MINORITY HEALTH: No Ethnic Disparities in Cardiac Care
The current issue of the Annals of Internal Medicine presents two studies that look at ethnic disparities in cardiac care treatment. The first study found that black and white patients are equally likely to receive cardiac catheterization, angioplasty and coronary artery bypass surgery after they become eligible for Medicare.
Sickness the Key?
Researchers at Johns Hopkins School of Public Health tracked nearly 5,000 black and white adults with end-stage renal disease (ESRD) in a seven year study based on data collected by the U.S. Renal Data System. Patients with chronic renal disease were considered good candidates for the study due to their relatively high risk for developing cardiovascular disease. At the start of the study in 1996-87, 2.8% of black patients and 9.9% of white patients underwent cardiac procedures.

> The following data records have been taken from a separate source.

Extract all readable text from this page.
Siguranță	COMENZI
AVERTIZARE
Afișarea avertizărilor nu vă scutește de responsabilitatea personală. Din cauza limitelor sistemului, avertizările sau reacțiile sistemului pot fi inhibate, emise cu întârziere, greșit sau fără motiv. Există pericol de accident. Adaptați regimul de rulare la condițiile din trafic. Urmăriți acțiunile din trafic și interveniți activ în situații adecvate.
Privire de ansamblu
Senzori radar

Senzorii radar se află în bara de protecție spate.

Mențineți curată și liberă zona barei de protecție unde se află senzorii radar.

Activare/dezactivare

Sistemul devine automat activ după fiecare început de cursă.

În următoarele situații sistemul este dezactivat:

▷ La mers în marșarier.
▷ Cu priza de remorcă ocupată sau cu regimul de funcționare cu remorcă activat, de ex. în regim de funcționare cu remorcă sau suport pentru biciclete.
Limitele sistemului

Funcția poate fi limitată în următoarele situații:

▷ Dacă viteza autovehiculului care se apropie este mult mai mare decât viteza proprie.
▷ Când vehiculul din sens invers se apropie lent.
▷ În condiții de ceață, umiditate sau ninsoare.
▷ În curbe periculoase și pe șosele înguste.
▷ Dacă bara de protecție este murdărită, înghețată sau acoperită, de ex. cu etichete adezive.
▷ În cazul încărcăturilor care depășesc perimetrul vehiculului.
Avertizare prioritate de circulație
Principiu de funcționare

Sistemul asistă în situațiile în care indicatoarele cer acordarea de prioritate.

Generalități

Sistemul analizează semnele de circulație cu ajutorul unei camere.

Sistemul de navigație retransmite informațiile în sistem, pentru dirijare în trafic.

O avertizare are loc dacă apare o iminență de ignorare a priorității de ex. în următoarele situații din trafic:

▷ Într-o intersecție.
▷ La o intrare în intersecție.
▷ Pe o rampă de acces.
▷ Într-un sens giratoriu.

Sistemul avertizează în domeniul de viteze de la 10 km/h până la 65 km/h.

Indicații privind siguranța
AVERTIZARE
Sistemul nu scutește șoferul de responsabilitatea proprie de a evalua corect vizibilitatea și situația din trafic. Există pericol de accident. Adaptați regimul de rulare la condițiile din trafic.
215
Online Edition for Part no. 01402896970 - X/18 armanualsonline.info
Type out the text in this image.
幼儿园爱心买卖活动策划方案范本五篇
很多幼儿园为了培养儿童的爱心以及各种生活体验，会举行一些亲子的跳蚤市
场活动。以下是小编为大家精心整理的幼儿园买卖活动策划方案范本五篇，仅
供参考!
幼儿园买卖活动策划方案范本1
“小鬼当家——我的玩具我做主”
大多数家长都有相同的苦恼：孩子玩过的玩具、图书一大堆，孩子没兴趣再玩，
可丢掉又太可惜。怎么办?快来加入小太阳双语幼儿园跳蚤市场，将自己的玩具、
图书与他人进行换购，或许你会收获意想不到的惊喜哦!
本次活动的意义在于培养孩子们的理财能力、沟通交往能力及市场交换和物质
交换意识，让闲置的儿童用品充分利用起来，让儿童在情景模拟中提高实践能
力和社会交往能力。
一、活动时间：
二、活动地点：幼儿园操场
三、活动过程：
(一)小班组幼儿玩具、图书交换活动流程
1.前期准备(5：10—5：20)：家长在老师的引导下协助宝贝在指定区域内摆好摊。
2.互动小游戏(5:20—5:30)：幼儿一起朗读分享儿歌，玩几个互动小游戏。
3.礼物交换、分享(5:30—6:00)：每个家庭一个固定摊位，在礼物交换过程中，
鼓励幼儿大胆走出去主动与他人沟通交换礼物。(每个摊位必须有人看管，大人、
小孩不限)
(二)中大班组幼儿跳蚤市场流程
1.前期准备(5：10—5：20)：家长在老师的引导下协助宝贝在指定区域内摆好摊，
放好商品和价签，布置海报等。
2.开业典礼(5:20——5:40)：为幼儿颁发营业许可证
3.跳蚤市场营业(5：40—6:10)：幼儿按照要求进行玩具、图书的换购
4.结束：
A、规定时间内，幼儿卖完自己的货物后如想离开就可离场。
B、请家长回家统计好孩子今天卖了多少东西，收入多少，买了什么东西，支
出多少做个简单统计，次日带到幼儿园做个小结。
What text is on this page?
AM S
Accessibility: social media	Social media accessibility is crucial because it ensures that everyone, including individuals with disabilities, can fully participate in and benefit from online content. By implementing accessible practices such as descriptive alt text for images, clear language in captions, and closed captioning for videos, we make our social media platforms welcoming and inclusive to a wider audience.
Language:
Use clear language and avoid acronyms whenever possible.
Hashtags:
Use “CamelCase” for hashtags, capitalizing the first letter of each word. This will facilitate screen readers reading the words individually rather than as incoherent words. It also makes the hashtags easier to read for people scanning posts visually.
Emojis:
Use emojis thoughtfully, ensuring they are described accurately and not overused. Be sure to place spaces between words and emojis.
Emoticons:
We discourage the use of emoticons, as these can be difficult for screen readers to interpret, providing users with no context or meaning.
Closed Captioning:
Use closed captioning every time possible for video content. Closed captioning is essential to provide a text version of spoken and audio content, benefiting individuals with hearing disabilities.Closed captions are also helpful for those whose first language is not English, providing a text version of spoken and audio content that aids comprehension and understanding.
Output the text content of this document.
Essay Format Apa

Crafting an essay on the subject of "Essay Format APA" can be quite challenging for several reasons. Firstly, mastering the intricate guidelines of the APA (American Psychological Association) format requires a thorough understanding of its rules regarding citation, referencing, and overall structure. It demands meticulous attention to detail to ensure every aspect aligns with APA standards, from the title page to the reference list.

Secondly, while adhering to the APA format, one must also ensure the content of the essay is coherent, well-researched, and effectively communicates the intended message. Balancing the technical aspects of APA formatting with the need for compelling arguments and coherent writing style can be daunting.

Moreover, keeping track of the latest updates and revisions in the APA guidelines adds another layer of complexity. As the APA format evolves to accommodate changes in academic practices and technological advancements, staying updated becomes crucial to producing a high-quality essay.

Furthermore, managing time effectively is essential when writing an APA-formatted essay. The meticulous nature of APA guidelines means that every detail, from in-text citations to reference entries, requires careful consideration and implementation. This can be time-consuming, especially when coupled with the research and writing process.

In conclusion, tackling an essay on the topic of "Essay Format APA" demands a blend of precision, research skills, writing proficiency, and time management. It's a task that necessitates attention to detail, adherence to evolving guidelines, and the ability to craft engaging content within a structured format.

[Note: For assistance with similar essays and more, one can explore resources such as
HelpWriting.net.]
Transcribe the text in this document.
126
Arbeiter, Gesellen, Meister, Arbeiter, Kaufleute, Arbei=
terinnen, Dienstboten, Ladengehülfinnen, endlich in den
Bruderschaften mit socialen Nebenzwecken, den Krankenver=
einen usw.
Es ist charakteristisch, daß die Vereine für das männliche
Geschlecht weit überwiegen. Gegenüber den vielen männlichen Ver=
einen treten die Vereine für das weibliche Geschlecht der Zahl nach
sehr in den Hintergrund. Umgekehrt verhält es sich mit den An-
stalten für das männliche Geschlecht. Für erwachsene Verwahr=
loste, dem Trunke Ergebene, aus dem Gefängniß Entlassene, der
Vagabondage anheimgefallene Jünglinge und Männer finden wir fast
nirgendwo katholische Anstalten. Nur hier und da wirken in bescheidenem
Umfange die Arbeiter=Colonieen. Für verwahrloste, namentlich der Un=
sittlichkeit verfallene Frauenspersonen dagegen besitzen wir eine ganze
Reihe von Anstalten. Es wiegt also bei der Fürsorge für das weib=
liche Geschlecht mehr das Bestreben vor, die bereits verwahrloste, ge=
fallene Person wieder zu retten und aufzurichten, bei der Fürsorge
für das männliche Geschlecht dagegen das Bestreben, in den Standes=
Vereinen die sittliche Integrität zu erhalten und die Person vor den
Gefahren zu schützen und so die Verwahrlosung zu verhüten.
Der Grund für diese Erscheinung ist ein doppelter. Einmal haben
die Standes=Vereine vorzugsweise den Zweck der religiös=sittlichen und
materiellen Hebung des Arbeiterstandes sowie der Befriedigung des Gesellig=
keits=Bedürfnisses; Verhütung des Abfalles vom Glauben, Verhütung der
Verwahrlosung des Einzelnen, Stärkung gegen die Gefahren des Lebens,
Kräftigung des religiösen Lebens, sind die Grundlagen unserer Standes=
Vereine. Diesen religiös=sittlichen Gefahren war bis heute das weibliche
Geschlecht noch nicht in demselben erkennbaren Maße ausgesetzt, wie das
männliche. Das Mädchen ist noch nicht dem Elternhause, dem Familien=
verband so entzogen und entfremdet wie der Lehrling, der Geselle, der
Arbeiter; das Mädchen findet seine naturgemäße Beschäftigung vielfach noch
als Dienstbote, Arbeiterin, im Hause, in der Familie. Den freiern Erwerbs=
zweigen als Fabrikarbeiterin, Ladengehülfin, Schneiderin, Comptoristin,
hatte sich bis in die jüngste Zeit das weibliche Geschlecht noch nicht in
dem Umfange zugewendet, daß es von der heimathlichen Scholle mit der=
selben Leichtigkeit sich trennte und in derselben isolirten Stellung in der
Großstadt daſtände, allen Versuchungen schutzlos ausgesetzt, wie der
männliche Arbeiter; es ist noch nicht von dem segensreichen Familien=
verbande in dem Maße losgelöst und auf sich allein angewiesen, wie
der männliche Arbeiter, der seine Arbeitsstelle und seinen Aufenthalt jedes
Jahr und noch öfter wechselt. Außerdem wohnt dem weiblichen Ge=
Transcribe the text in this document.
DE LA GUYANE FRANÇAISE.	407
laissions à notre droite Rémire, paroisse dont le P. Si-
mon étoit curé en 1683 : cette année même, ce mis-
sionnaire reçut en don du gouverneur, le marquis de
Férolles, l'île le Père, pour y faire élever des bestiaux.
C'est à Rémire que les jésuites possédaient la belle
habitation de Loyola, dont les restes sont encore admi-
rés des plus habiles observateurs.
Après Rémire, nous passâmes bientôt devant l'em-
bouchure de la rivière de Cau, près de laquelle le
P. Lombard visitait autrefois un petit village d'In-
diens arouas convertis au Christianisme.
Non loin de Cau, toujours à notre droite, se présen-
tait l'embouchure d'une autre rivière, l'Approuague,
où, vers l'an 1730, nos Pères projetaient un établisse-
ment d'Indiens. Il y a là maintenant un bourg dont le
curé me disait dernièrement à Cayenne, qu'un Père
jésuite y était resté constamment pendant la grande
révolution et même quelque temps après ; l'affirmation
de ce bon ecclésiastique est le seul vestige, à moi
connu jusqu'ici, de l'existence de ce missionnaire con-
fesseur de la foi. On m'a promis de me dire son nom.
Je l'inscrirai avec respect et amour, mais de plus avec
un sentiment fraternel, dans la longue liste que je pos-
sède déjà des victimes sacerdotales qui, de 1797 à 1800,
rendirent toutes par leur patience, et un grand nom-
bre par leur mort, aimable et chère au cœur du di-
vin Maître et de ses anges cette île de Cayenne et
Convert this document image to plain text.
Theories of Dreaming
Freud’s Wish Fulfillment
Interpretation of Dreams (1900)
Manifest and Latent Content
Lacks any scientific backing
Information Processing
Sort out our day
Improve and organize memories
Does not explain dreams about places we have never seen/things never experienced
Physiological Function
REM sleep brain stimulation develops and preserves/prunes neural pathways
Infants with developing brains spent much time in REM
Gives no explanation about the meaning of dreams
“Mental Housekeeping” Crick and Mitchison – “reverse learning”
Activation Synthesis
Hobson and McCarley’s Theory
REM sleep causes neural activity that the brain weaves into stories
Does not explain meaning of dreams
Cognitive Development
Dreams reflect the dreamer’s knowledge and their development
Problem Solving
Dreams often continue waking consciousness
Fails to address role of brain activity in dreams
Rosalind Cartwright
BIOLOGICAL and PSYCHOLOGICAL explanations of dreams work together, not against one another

However, the "[d]ifferences between ethnic groups in use of cardiovascular procedures narrowed markedly once a serious illness [End Stage Renal Disease] developed and adequate insurance coverage was ensured." At the seven-year mark, the disparity had all but disappeared among ESRD patients, with 7.8% of white patients receiving a procedure, compared to 8.5% of black patients. Although the narrowed gap was associated with patients' acquisition of Medicare, the authors note that the "substantial baseline disparity between black patients and white patients ... exists in [both] the privately insured and Medicare subgroups, providing evidence against acquisition of health insurance as the only factor in narrowing the gap" (Daumit et al., Annals of Internal Medicine, 2/2 issue). Lead author Gail Daumit concluded, "The study suggests that when patients have adequate health insurance, a regular source of care, and a strong clinical indication for a cardiac procedure, equity in use of services among blacks and whites can be achieved" (Johns Hopkins release, 2/1).
Again, No Discrimination
A second study in the same issue of the Annals of Internal Medicine found that coronary artery bypass grafts and angioplasty surgeries are underused across the board, with no sex, ethnic group, or payer status differences among the recipients. In 1992, the research team enrolled 631 patients in 13 New York City hospitals who "met the RAND expert panel criteria for necessary revascularization" and tracked the patient outcomes. The researchers found that overall, 74% of those patients who met the criteria to receive either procedure actually underwent the "necessary revascularization." While the authors found no statistically significant differences in the rates of the procedures by patient sex, ethnic group or payer status, hospitals that offered the procedures on-site had higher utilization rates than hospitals that shuttled the surgery candidates to off-site facilities for the procedure. In addition, Medicare and Medicaid beneficiaries were recommended for procedures at similar rates as privately insured patients -- 91%, 75% and 82%, respectively. The researchers found that overall, 26% of candidates did not receive the procedures, and that number jumped to nearly 33% for uninsured patients at hospitals that do not perform the procedure. The authors conclude, "The disturbing result is that many patients who need these procedures fail to get them" (Leape et al., Annals of Internal Medicine, 2/2 issue).
Weighing In
"The real lesson to be learned" from the two studies, writes Dr. Richard Kravitz of the University of California-Davis in an accompanying editorial, "is that access, quality and equity are related. It is a mistake to consider them separately." Kravitz takes issue with the assumption that "the only kind of access that matters is the ability to obtain needed care when it is needed." He writes, "Increased use of care that is inappropriate, ill-timed, or poorly delivered will not confer benefit (Annals of Internal Medicine, 2/2 issue).